The federal government still has high hopes of concluding a free trade treaty with the European Union this year, before European authorities turn their attention to free trade talks with the United States. But since Europe is still mired in recession, there is little to be gained by winning easier access to European consumers. They aren't buying much, and it may be a long time before they are back in the market.
The U.S. economy added 165,000 non-farm jobs in the month of April so that the unemployment rate fell to 7.6 per cent, the lowest since the 2008 recession. U.S. employment has been increasing slowly but steadily for the last year. Investors in U.S. companies, encouraged by the employment data and other signs of recovery, sent stock prices to new highs. The Dow Jones Industrial Average closed above 15,000 for the first time in history and other stock indexes also made new highs.
Europe's recession, in contrast, is still deepening. The unemployment rate for the euro-zone, the countries that use the European common currency, rose in March to a record 12.1 per cent with important contributions from Spain, Portugal, Italy, Greece and other countries that are still enforcing austerity upon their people on account of unsustainable government debts.

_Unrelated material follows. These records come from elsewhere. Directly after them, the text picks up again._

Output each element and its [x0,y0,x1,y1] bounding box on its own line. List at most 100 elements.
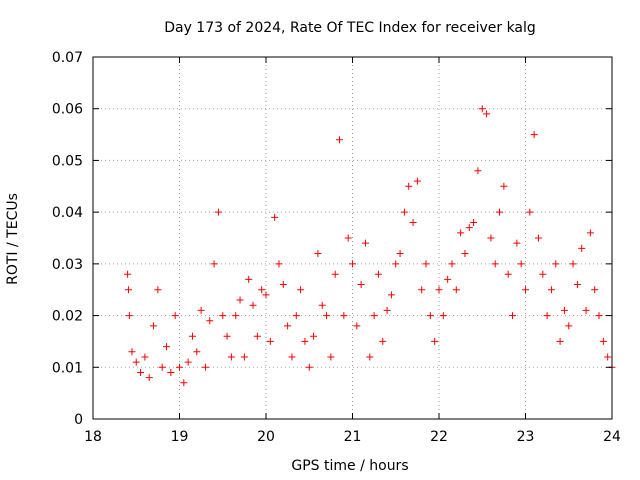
data-point [137,368,145,376]
data-point [180,379,188,387]
data-point [176,363,183,371]
data-point [483,110,491,118]
data-point [573,281,581,289]
data-point [253,332,261,340]
data-point [582,306,590,314]
data-point [496,208,504,216]
data-point [292,312,300,320]
y-tick-label: 0 [74,412,83,428]
data-point [227,353,235,361]
data-point [374,270,382,278]
data-point [431,337,439,345]
data-point [379,337,387,345]
data-point [513,239,521,247]
data-point [262,291,270,299]
data-point [197,306,205,314]
data-point [383,306,391,314]
data-point [465,224,473,232]
chart-title: Day 173 of 2024, Rate Of TEC Index for r… [164,20,536,36]
data-point [487,234,495,242]
x-tick-label: 20 [257,429,275,445]
data-point [418,286,426,294]
data-point [141,353,149,361]
x-tick-label: 21 [344,429,362,445]
data-point [240,353,248,361]
data-point [526,208,534,216]
data-point [586,229,594,237]
data-point [500,182,508,190]
data-point [366,353,374,361]
data-point [167,368,175,376]
data-point [331,270,339,278]
axis-ticks [92,56,613,420]
data-point [258,286,266,294]
data-point [201,363,209,371]
data-point [560,306,568,314]
y-tick-label: 0.04 [52,205,83,221]
data-point [275,260,283,268]
y-tick-label: 0.05 [52,153,83,169]
data-point [323,312,331,320]
y-tick-label: 0.02 [52,309,83,325]
data-point [150,322,158,330]
data-point [509,312,517,320]
data-point [245,275,253,283]
data-point [569,260,577,268]
data-point [232,312,240,320]
data-point [552,260,560,268]
data-point [193,348,201,356]
tick-labels: 18 19 20 21 22 23 24 0 0.01 0.02 0.03 0.04 0.05 0.06 0… [52,50,621,445]
data-point [448,260,456,268]
data-point [271,213,279,221]
data-point [124,270,132,278]
data-point [405,182,413,190]
data-point [279,281,287,289]
data-point [491,260,499,268]
data-point [599,337,607,345]
data-point [171,312,179,320]
data-point [435,286,443,294]
data-point [578,244,586,252]
data-point [478,105,486,113]
data-point [517,260,525,268]
data-point [439,312,447,320]
data-point [154,286,162,294]
data-point [444,275,452,283]
data-point [124,286,132,294]
data-point [547,286,555,294]
y-tick-label: 0.06 [52,102,83,118]
data-point [214,208,222,216]
data-point [591,286,599,294]
data-point [301,337,309,345]
data-points [124,105,616,387]
data-point [409,218,417,226]
data-point [422,260,430,268]
data-point [236,296,244,304]
data-point [349,260,356,268]
data-point [297,286,305,294]
data-point [426,312,434,320]
data-point [219,312,227,320]
data-point [400,208,408,216]
data-point [128,348,136,356]
data-point [344,234,352,242]
grid-lines [93,57,612,419]
data-point [474,167,482,175]
data-point [361,239,369,247]
data-point [534,234,542,242]
data-point [370,312,378,320]
x-axis-label: GPS time / hours [291,458,408,474]
data-point [595,312,603,320]
data-point [305,363,313,371]
data-point [184,358,192,366]
data-point [284,322,292,330]
x-tick-label: 19 [171,429,189,445]
data-point [556,337,564,345]
data-point [457,229,465,237]
x-tick-label: 22 [430,429,448,445]
data-point [132,358,140,366]
data-point [452,286,460,294]
y-axis-label: ROTI / TECUs [5,193,21,285]
x-tick-label: 18 [84,429,102,445]
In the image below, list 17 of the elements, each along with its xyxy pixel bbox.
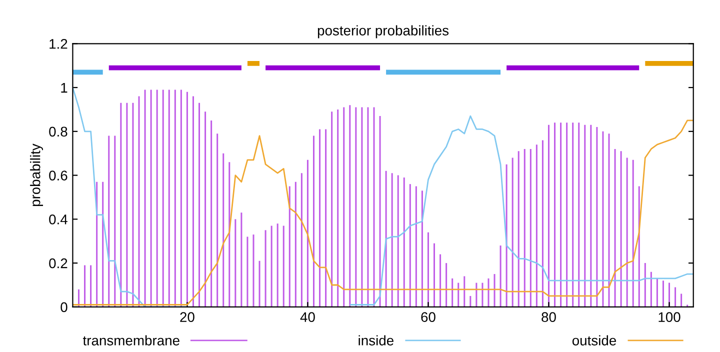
legend-label: outside: [572, 335, 616, 346]
y-tick-label: 0.4: [49, 214, 68, 224]
y-tick-label: 0: [60, 302, 68, 312]
chart-title: posterior probabilities: [318, 25, 449, 38]
y-tick-label: 1: [61, 83, 68, 93]
legend-label: transmembrane: [82, 335, 180, 346]
x-tick-label: 20: [180, 312, 194, 322]
legend-label: inside: [358, 335, 394, 346]
x-tick-label: 80: [542, 312, 556, 322]
x-tick-label: 40: [300, 312, 315, 322]
y-tick-label: 0.2: [49, 258, 68, 268]
x-tick-label: 100: [658, 312, 680, 322]
y-tick-label: 0.8: [49, 126, 68, 137]
y-tick-label: 0.6: [49, 170, 68, 180]
y-axis-title: probability: [30, 144, 43, 206]
x-tick-label: 60: [421, 312, 436, 322]
y-tick-label: 1.2: [50, 38, 68, 49]
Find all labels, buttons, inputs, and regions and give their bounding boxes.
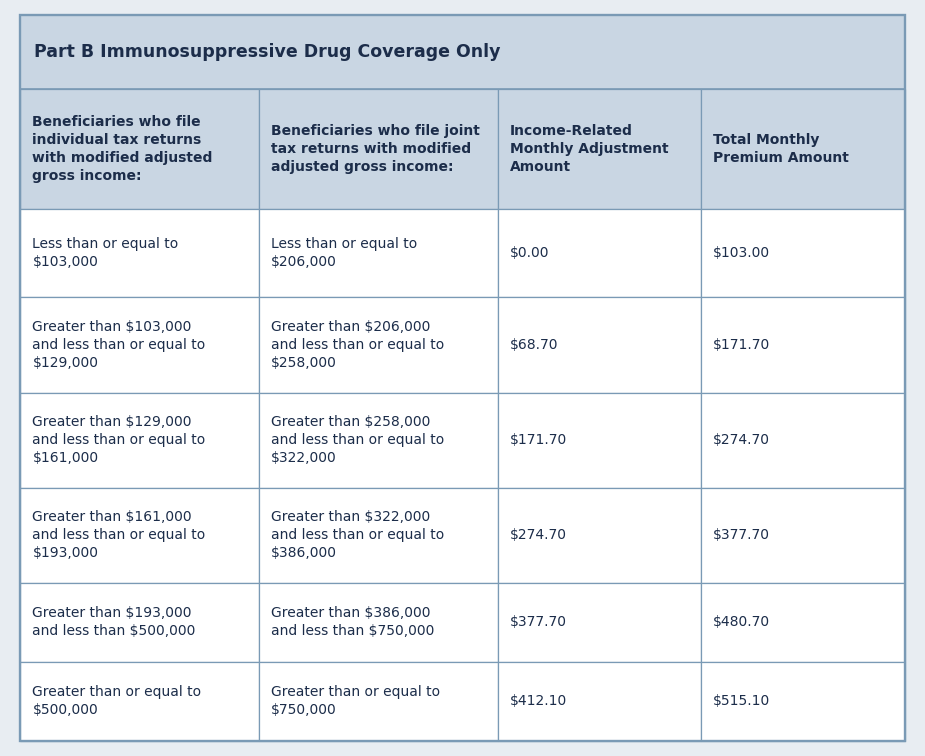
Text: $103.00: $103.00: [713, 246, 771, 260]
Text: $171.70: $171.70: [510, 433, 567, 447]
Text: Greater than $129,000
and less than or equal to
$161,000: Greater than $129,000 and less than or e…: [32, 415, 205, 465]
Text: Greater than $386,000
and less than $750,000: Greater than $386,000 and less than $750…: [271, 606, 435, 638]
Text: $171.70: $171.70: [713, 338, 771, 352]
Text: Income-Related
Monthly Adjustment
Amount: Income-Related Monthly Adjustment Amount: [510, 124, 669, 174]
Bar: [498, 583, 701, 662]
Text: Greater than $322,000
and less than or equal to
$386,000: Greater than $322,000 and less than or e…: [271, 510, 444, 560]
Bar: [20, 583, 259, 662]
Text: Greater than $206,000
and less than or equal to
$258,000: Greater than $206,000 and less than or e…: [271, 320, 444, 370]
Bar: [498, 662, 701, 741]
Bar: [259, 392, 498, 488]
Text: Greater than or equal to
$500,000: Greater than or equal to $500,000: [32, 686, 202, 717]
Text: Greater than $258,000
and less than or equal to
$322,000: Greater than $258,000 and less than or e…: [271, 415, 444, 465]
Bar: [20, 662, 259, 741]
Text: $377.70: $377.70: [713, 528, 771, 542]
Text: Beneficiaries who file joint
tax returns with modified
adjusted gross income:: Beneficiaries who file joint tax returns…: [271, 124, 480, 174]
Text: Greater than or equal to
$750,000: Greater than or equal to $750,000: [271, 686, 440, 717]
Bar: [259, 583, 498, 662]
Bar: [498, 209, 701, 297]
Bar: [498, 89, 701, 209]
Bar: [498, 488, 701, 583]
Bar: [701, 392, 905, 488]
Text: Total Monthly
Premium Amount: Total Monthly Premium Amount: [713, 133, 849, 165]
Text: Beneficiaries who file
individual tax returns
with modified adjusted
gross incom: Beneficiaries who file individual tax re…: [32, 115, 213, 183]
Text: $274.70: $274.70: [510, 528, 567, 542]
Text: $480.70: $480.70: [713, 615, 771, 629]
Bar: [701, 297, 905, 392]
Bar: [259, 488, 498, 583]
Bar: [259, 297, 498, 392]
Bar: [701, 583, 905, 662]
Bar: [20, 15, 905, 89]
Text: Part B Immunosuppressive Drug Coverage Only: Part B Immunosuppressive Drug Coverage O…: [34, 43, 500, 61]
Bar: [20, 89, 259, 209]
Text: $412.10: $412.10: [510, 694, 567, 708]
Bar: [498, 392, 701, 488]
Bar: [701, 488, 905, 583]
Bar: [259, 209, 498, 297]
Bar: [20, 297, 259, 392]
Bar: [259, 89, 498, 209]
Bar: [20, 392, 259, 488]
Text: $515.10: $515.10: [713, 694, 771, 708]
Bar: [20, 209, 259, 297]
Bar: [701, 662, 905, 741]
Bar: [498, 297, 701, 392]
Text: $0.00: $0.00: [510, 246, 549, 260]
Text: Less than or equal to
$103,000: Less than or equal to $103,000: [32, 237, 179, 269]
Text: $377.70: $377.70: [510, 615, 567, 629]
Bar: [701, 89, 905, 209]
Bar: [701, 209, 905, 297]
Bar: [259, 662, 498, 741]
Text: $274.70: $274.70: [713, 433, 771, 447]
Text: Greater than $161,000
and less than or equal to
$193,000: Greater than $161,000 and less than or e…: [32, 510, 205, 560]
Text: Greater than $193,000
and less than $500,000: Greater than $193,000 and less than $500…: [32, 606, 196, 638]
Text: Less than or equal to
$206,000: Less than or equal to $206,000: [271, 237, 417, 269]
Text: Greater than $103,000
and less than or equal to
$129,000: Greater than $103,000 and less than or e…: [32, 320, 205, 370]
Text: $68.70: $68.70: [510, 338, 559, 352]
Bar: [20, 488, 259, 583]
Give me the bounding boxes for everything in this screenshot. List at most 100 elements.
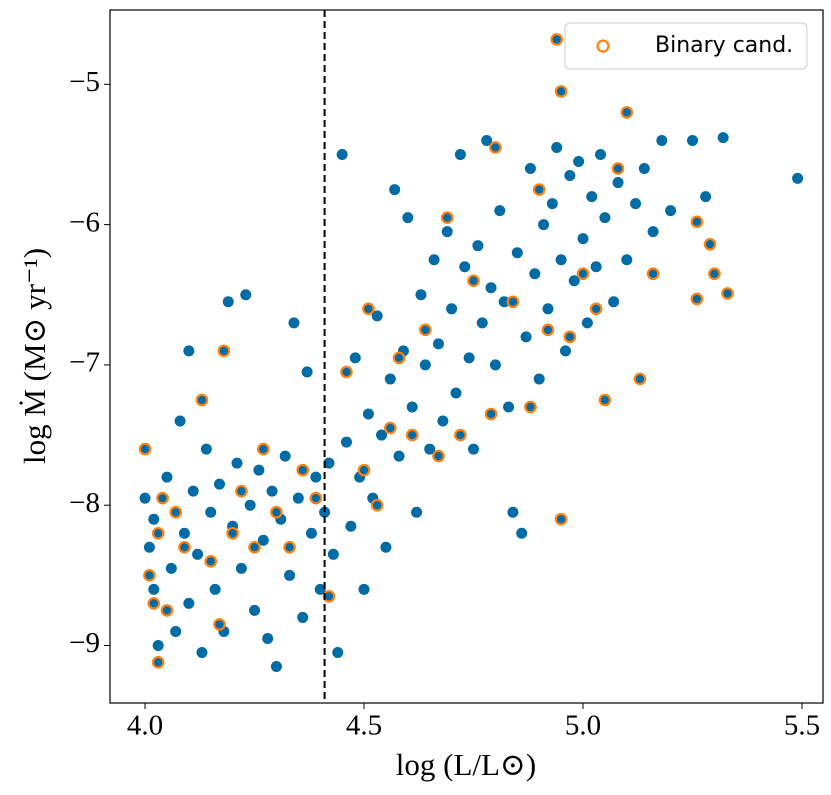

Germany has been showing signs of recovery, but Europe in aggregate is still in economic decline while the U.S. is already enjoying economic expansion.
The superior performance of the U.S. is no mere coincidence. The U.S. refinanced its failing banks even before the Barack Obama administration took office and the U.S. Federal Reserve has maintained an aggressive policy of monetary expansion ever since. European heads of government haggled endlessly over who should pay what before bailing out their failing banks and the European Central Bank has maintained a policy interest rate higher than Washington's for fear of inflation. Europe is doing worse because it is not a country. It lacks institutions capable of taking firm action against recession. This is not going to change in the foreseeable future.
Canadian governments have been talking for years about diversifying this country's trade, and much has been accomplished to sell more Canadian coal, lumber and other raw resources to China and other Asian destinations. The quest for a free trade agreement with the European Union is another chapter in the effort to reduce Canada's economic reliance on the United States.
A free-trade negotiation, however, is a two-way street. Canada will have to grant certain advantages to European exporters in order to gain advantages for Canadian firms. The government has to figure out which Canadian costs to accept in order to win the right to offer Canadian goods to European consumers who suffer from 12.1 per cent unemployment and a system of government that can't deal with a recession.
Ottawa can easily grant access for European cheese. The dairy lobby will complain and the Quebec government will protest, but Canadian consumers will benefit by erosion of the dairy monopoly system. It will also cost Ottawa nothing to allow European firms equal access to public-sector procurement. Canadian provinces and municipalities should be abandoning their local preference policies anyway. But longer patent protection for pharmaceutical drug makers will be hard to explain to Canadians who are used to the lower prices for generic copies of brand-name drugs. The provincial drug plans that are huge buyers of medications will quickly feel the rising cost of drugs and will constantly blame Ottawa for driving up health-care costs.
When push comes to shove, Canada and the European Union may or may not be able to agree on a package of mutual trade concessions. It depends partly on how badly the governments want to agree. Given the weak prospects for economic growth in Europe, it would be no great loss for Canada if they could not agree and just let the matter drop.